How do you respond to criticism?

How about to compliments?

How about to negative people? To life’s discouraging moments? To surprises, setbacks, beautiful sunsets?


We respond to external actions continuously throughout each day. Most of them you do not notice.

Take for example your drive home from work. If you are like me, once you arrive home you cannot remember anything about the drive. You were on autopilot. Stopping, turning, and changing lanes were all reactions you made without conscious thought. Each action was a response to some external action that you made without conscious thought.

At work, we also continuously respond to external actions. And many of those responses are like driving home; they are made without a conscious thought about the intent and effect of that response.

Leadership Through Response

As business leaders, the people we work with look to us to set the standards. These people turn to us for advice and many times that advice is conveyed through our actions as much as through our words. So, the way we communicate is important. If we are not clear on our goals, our intentions, and our values, we run the risk of communicating the wrong message.

We get to choose how we communicate. And, our communication is rarely neutral. Each choice on how we communicate has a positive or a negative consequence for us at some level.

For example, one of your employees who is notoriously late in submitting their Monday morning weekly report finally gets it submitted on time.

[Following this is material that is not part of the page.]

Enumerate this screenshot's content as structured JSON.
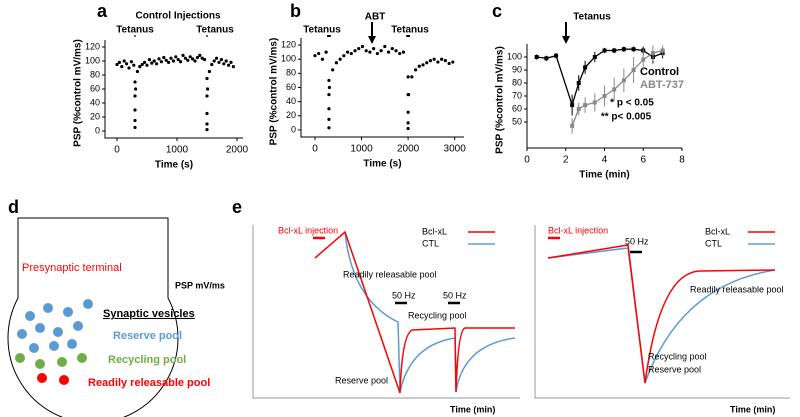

You have to choices. You can say “thanks,” and go back to work.

Or, you can take a moment, let them know how grateful you are for their work, you recognize they got the report in on time, and ask them what you can do to help them make this a new weekly habit.

The first response was an autopilot response that many of us make without thinking about our choices that are available when responding.

The second response, although it took more time and thought, will bear fruit in the long run. You were able to mentor an employee, provide reinforcement, and hopefully start getting your reports on time.

We have a choice on how we respond.

Here are several thoughts on how to consciously respond.

  1. Wait for a count of five before responding. When someone provides you some news, pause for a few seconds for your mind to acknowledge just what happened and to formulate a response. For me, by doing this I either come up with a few responding questions, or I’m better about to express my honest feelings.
  2. Quit simply saying thanks and moving on. Each encounter is a moment to be used to mentor, to express gratitude, or to provide follow-up questions.
  3. Be prepared to respond. Life is full of surprises, so you should not be caught off guard when a comment is waiting for a response.

The Bible

1 Peter 3:15 says.

Always be prepared to give an answer to everyone who asks you to give the reason for the hope that you have. But do this with gentleness and respect

It is not easy to always have a ready response. The key is to start thinking of a response couched in “gentleness and respect.” We do not always need to be witty or detailed in how we respond, but we do need to be caring and thoughtful.

Turn off the autopilot and start thinking of every response as an opportunity to teach, mentor or convey your gratitude.